「ポイントはバイタルの攻防」アジアカップ2011決勝 オーストラリア戦展望

昨日は、アジアカップ3位決定戦の前にスカパーフジのサッカー日本代表TVを見ていた。
ちょうど韓国戦の後に放送されたタイミングだったので、アジアカップでの日本の戦いを振り返っていたのだが、まあ本当にサウジ戦以外は紙一重の厳しい試合をものにして来たんだなと再認識させられた。
日本は決勝までたどり着いたとは言え、特に守備面でのミスや審判の判定傾向への見切りが甘くて、やらずもがなの失点を与えて来てしまっているのは確かで、闘莉王と中澤がいなくなった後の守備面でリーダーとなれる存在の不在、ポテンシャルはJで証明できていたはずの本田拓による軽率なミスに代表される経験不足を痛感させられる大会になっているように思う。
その意味で、ベテランが多くてアジア相手に勝つ方法を熟知して大会に臨んでいるオーストラリア相手の決勝は、日本にとって厳しい戦いになるのは確実だろう。
CBが弱くてSBに身長が足りない日本にとって、ケーヒルとキューウェルにまずボールを集めるオーストラリアの攻撃は、おそらくハイボールの争いで日本が五分以上に持って行く事は難しい。
その意味でポイントになるのは、CBのラインコントロールである。今大会の日本はラインがオフサイドを意識的に取ろうとしている場面は、カタール相手に先制を許した場面しか存在せず(笑)、ザックがそれをあえて避けているのかどうかは分からないが、オージーの攻撃が2トップヘボールを集める攻撃に特化している以上、ラインコントロールで2トップの動きを日本が主導権を奪って抑えるようにならないと、いくら中盤が集中していても必ずどこかで穴を開けてしまう羽目になるはずだ。
そして攻撃面では、とにかく4-4のコンパクトなゾーンで網を張って待ち構えるオーストラリアの守備をいかにして崩すかに尽きるだろう。
これも以前に書いたポイントではあるが、いくらゾーンを作っても最後は選手に誰かがアタックに行かなければ相手のミスを待つだけの棒立ち守備になるわけで、どれだけ相手のアタックをダイレクトの早いパス交換で連続して引き出し、ゾーンの間にギャップを作ってその間に選手を送り込めるかが重要になって来る。

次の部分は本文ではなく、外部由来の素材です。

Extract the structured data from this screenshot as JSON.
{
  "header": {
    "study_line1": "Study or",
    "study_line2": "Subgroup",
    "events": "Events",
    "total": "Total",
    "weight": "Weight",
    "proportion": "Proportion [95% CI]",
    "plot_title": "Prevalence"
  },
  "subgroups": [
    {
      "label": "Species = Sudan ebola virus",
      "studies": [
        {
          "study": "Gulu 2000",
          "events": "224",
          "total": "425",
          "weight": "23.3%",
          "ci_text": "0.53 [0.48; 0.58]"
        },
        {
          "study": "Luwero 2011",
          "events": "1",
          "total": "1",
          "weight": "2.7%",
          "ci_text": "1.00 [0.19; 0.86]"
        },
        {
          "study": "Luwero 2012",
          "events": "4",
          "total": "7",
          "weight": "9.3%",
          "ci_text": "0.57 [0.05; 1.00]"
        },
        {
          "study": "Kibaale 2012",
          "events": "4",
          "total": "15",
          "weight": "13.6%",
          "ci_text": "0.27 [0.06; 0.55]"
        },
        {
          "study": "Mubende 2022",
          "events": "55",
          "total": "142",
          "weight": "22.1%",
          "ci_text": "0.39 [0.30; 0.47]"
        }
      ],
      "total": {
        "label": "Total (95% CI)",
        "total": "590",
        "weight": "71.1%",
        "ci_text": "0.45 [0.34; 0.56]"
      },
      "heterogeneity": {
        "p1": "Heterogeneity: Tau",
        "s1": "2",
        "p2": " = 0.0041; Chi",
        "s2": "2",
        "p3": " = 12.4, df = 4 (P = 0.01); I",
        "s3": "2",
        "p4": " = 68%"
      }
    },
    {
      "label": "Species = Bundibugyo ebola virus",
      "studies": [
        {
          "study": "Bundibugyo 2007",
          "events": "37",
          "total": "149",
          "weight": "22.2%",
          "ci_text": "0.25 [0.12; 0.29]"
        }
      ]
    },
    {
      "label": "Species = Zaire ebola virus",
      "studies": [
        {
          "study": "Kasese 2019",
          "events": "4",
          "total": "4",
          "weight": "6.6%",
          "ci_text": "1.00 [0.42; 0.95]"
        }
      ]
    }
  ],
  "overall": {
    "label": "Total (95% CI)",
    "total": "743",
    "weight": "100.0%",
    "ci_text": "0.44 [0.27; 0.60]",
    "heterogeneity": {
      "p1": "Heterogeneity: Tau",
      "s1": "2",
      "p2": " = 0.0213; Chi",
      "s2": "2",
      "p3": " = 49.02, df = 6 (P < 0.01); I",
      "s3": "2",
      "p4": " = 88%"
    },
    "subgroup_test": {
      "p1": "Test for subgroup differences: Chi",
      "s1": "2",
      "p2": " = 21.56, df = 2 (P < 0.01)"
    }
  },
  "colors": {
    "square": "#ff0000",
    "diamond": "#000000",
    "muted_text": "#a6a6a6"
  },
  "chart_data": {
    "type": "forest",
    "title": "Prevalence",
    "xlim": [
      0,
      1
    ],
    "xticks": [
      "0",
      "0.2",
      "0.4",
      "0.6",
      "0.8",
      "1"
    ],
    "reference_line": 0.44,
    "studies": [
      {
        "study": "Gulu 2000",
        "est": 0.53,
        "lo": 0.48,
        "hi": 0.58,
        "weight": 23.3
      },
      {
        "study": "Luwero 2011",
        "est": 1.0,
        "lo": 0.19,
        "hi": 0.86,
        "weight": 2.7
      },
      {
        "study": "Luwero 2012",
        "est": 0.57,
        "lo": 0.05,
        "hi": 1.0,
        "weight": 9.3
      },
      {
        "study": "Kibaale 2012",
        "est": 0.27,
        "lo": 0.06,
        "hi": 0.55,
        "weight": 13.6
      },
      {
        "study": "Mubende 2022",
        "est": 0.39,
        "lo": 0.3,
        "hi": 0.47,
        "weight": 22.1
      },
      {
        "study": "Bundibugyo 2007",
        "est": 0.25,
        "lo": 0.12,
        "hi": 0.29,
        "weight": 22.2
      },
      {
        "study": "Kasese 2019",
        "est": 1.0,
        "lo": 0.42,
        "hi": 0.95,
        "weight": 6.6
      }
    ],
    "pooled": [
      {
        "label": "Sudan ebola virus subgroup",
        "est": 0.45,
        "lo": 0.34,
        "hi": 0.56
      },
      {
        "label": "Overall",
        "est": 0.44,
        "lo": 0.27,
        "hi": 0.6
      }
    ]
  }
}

香川が戦線を離脱した事によって、誰が香川の代わりに入って、それによってフォーメーションがどう変わるかが注目されているが、相手が日本に対して攻めに出てくるのならば、トップ下を柏木にして守備でスペースを作ったところで攻撃を仕掛ける戦い方をするのがいいだろうが、カウンター狙いをして来るのが確実なオージー相手には着実にキープが出来る本田をトップ下に据える可能性が高いと思う。
そうなると、藤本を右ウイングにして岡崎を左に持って来る清水シフトになる・・・と言いたいところなんだけど、ここまで岡崎右で攻撃が形になって来たのを捨てる選択をザックがやるのかどうか。何をどう取るにしてもリスクと冒険があるのは間違いなく、そこでどういう勝負に出てくるのかが非常に楽しみである。
でも本当の勝負を分けるポイントは、セットプレイになりそうな気がしていたりする(笑)。いかにも高さで負けて点を取られそうな日本が失点を与えず、今までアジア相手にはセットプレイで勝って来た日本が今大会の不発を覆すような事になってくれる事を願っておこう。